Regisseur Lars von Trier mit Schauspielerin Kirsten Dunst in Cannes (18.05.2011) Foto: rtr

"Ich sympathisiere mit Hitler“, sagte Lars von Trier vor der Presse in Cannes. „Er war nicht das, was man einen guten Kerl nennen würde. Aber ich kann ihn mir gut vorstellen, wie er da in seinem Bunker gesessen hat.“ Es war ein bizarrer Monolog, in den sich der dänische Filmemacher da vor den Ohren der Weltpresse verstrickte, nachdem eine Journalistin des Londoner Guardian die letzte Frage hatte stellen dürfen. Sie hatte den „deutschen Wurzeln“ des Regisseurs gegolten, der in seinem jüngsten Film „Melancholia“ ausgiebig die Bildwelten der deutschen Romantik zitiert. Die Filmmusik ist eine Kompilation von Instrumentalpassagen aus Wagners „Tristan und Isolde“.

Nicht nur dem britischen Medium lieferte der Regisseur dabei mehr Stoff als erhofft. Seine gezielte Provokation kursierte wenig später weltweit. „Ich habe lange geglaubt, jüdische Wurzeln zu haben, was ich gut gefunden hätte.

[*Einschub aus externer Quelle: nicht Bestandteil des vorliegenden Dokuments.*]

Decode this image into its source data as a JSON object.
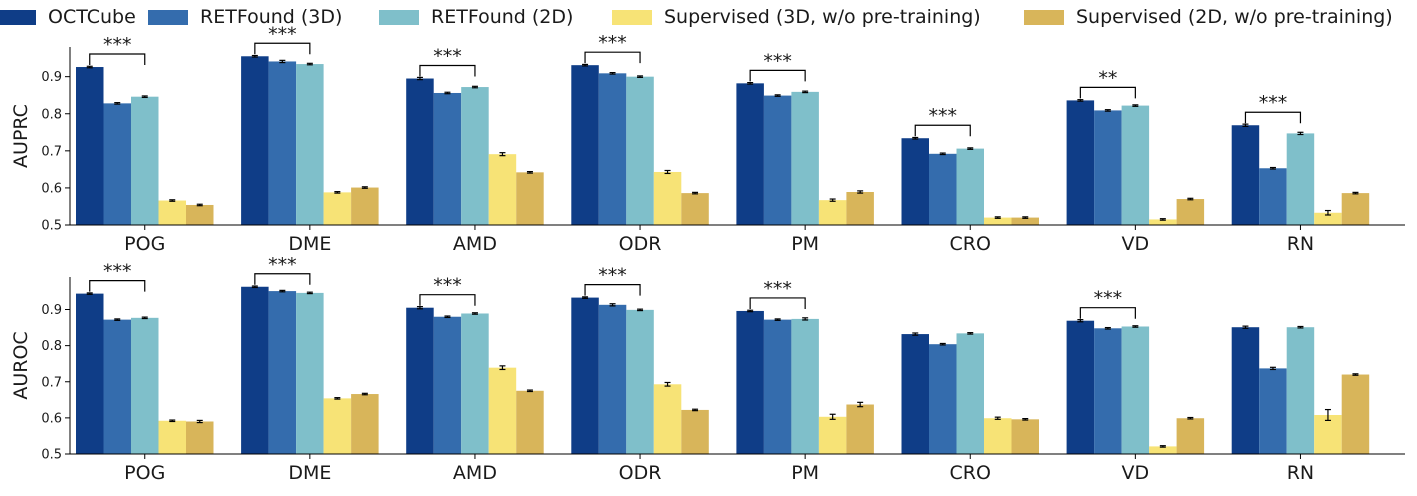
{
  "legend": [
    {
      "label": "OCTCube",
      "color": "#0f3d87"
    },
    {
      "label": "RETFound (3D)",
      "color": "#346cad"
    },
    {
      "label": "RETFound (2D)",
      "color": "#7fbfca"
    },
    {
      "label": "Supervised (3D, w/o pre-training)",
      "color": "#f7e376"
    },
    {
      "label": "Supervised (2D, w/o pre-training)",
      "color": "#d8b55a"
    }
  ],
  "chart_data": [
    {
      "type": "bar",
      "ylabel": "AUPRC",
      "ylim": [
        0.5,
        0.98
      ],
      "yticks": [
        0.5,
        0.6,
        0.7,
        0.8,
        0.9
      ],
      "categories": [
        "POG",
        "DME",
        "AMD",
        "ODR",
        "PM",
        "CRO",
        "VD",
        "RN"
      ],
      "series": [
        {
          "name": "OCTCube",
          "values": [
            0.926,
            0.955,
            0.895,
            0.931,
            0.882,
            0.734,
            0.836,
            0.769
          ]
        },
        {
          "name": "RETFound (3D)",
          "values": [
            0.828,
            0.941,
            0.856,
            0.909,
            0.849,
            0.692,
            0.809,
            0.653
          ]
        },
        {
          "name": "RETFound (2D)",
          "values": [
            0.846,
            0.934,
            0.872,
            0.9,
            0.859,
            0.706,
            0.822,
            0.747
          ]
        },
        {
          "name": "Supervised (3D, w/o pre-training)",
          "values": [
            0.566,
            0.588,
            0.691,
            0.643,
            0.567,
            0.52,
            0.515,
            0.533
          ]
        },
        {
          "name": "Supervised (2D, w/o pre-training)",
          "values": [
            0.554,
            0.601,
            0.642,
            0.586,
            0.589,
            0.52,
            0.57,
            0.586
          ]
        }
      ],
      "errors": [
        [
          0.002,
          0.002,
          0.002,
          0.002,
          0.002
        ],
        [
          0.002,
          0.003,
          0.002,
          0.002,
          0.002
        ],
        [
          0.003,
          0.002,
          0.002,
          0.004,
          0.002
        ],
        [
          0.002,
          0.002,
          0.002,
          0.004,
          0.002
        ],
        [
          0.002,
          0.002,
          0.002,
          0.003,
          0.003
        ],
        [
          0.002,
          0.002,
          0.002,
          0.002,
          0.002
        ],
        [
          0.002,
          0.002,
          0.002,
          0.002,
          0.002
        ],
        [
          0.003,
          0.002,
          0.003,
          0.006,
          0.002
        ]
      ],
      "significance": [
        {
          "category": "POG",
          "label": "***"
        },
        {
          "category": "DME",
          "label": "***"
        },
        {
          "category": "AMD",
          "label": "***"
        },
        {
          "category": "ODR",
          "label": "***"
        },
        {
          "category": "PM",
          "label": "***"
        },
        {
          "category": "CRO",
          "label": "***"
        },
        {
          "category": "VD",
          "label": "**"
        },
        {
          "category": "RN",
          "label": "***"
        }
      ]
    },
    {
      "type": "bar",
      "ylabel": "AUROC",
      "ylim": [
        0.5,
        0.99
      ],
      "yticks": [
        0.5,
        0.6,
        0.7,
        0.8,
        0.9
      ],
      "categories": [
        "POG",
        "DME",
        "AMD",
        "ODR",
        "PM",
        "CRO",
        "VD",
        "RN"
      ],
      "series": [
        {
          "name": "OCTCube",
          "values": [
            0.944,
            0.963,
            0.905,
            0.933,
            0.896,
            0.832,
            0.869,
            0.851
          ]
        },
        {
          "name": "RETFound (3D)",
          "values": [
            0.872,
            0.951,
            0.88,
            0.913,
            0.872,
            0.804,
            0.848,
            0.737
          ]
        },
        {
          "name": "RETFound (2D)",
          "values": [
            0.877,
            0.946,
            0.889,
            0.899,
            0.874,
            0.834,
            0.853,
            0.851
          ]
        },
        {
          "name": "Supervised (3D, w/o pre-training)",
          "values": [
            0.592,
            0.654,
            0.739,
            0.693,
            0.603,
            0.599,
            0.521,
            0.608
          ]
        },
        {
          "name": "Supervised (2D, w/o pre-training)",
          "values": [
            0.59,
            0.666,
            0.675,
            0.622,
            0.637,
            0.596,
            0.599,
            0.72
          ]
        }
      ],
      "errors": [
        [
          0.002,
          0.002,
          0.002,
          0.002,
          0.003
        ],
        [
          0.002,
          0.002,
          0.002,
          0.002,
          0.002
        ],
        [
          0.003,
          0.002,
          0.002,
          0.005,
          0.002
        ],
        [
          0.002,
          0.003,
          0.002,
          0.005,
          0.002
        ],
        [
          0.002,
          0.002,
          0.003,
          0.007,
          0.006
        ],
        [
          0.003,
          0.002,
          0.002,
          0.003,
          0.002
        ],
        [
          0.003,
          0.002,
          0.002,
          0.002,
          0.002
        ],
        [
          0.003,
          0.003,
          0.002,
          0.015,
          0.002
        ]
      ],
      "significance": [
        {
          "category": "POG",
          "label": "***"
        },
        {
          "category": "DME",
          "label": "***"
        },
        {
          "category": "AMD",
          "label": "***"
        },
        {
          "category": "ODR",
          "label": "***"
        },
        {
          "category": "PM",
          "label": "***"
        },
        {
          "category": "VD",
          "label": "***"
        }
      ]
    }
  ]
}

Dann fand ich heraus, dass ich von deutschen Nazis abstamme, aber das ist auch okay.“ Von Hollywoodstar Kirsten Dunst ängstlich angestoßen, steigerte er sich nur noch weiter: „Wir Nazis mögen eben das Monumentale.“ Dann lobte er die Architektur des NS-Rüstungsministers Albert Speer („Auch nicht gerade eines von Gottes liebsten Kindern.“) und schlug einen alternativen Titel seines Wettbewerbsbeitrags vor: „Die Endlösung“.

Verstehen lässt sich diese auch für den notorischen Provokateur Lars von Trier beispiellose Geschmacksverirrung nicht, doch wer die Pressekonferenz erlebt hat, kann am ironischen Kontext nicht zweifeln. Nach der umjubelten Vorführung seines Films, tat er alles, um diesen Eindruck zu zerstören. Auch die dümmsten Fragen, wie die, ob ihm sein Film eigentlich gefalle, beantwortete er ausgiebig: „Vielleicht ist es Scheiß. Es kann gut sein, dass er es nicht wert ist, angeschaut zu werden.“ Dann behauptete er, sein nächster Film sei ein vierstündiger Porno mit Kirsten Dunst. „Sie bat darum, auf lange Dialogszenen zu verzichten und will nur viel unangenehmen Sex.“

Wer Lars von Trier an diesem Vormittag erlebte, wurde Zeuge einer beispiellosen Selbst-Demontage. Die Goldene Palme hatte er wenige Minuten zuvor fast in den Händen gehalten. Nun ist es fraglich, ob er sie für den vielleicht besten Film des Festivals bekommen wird.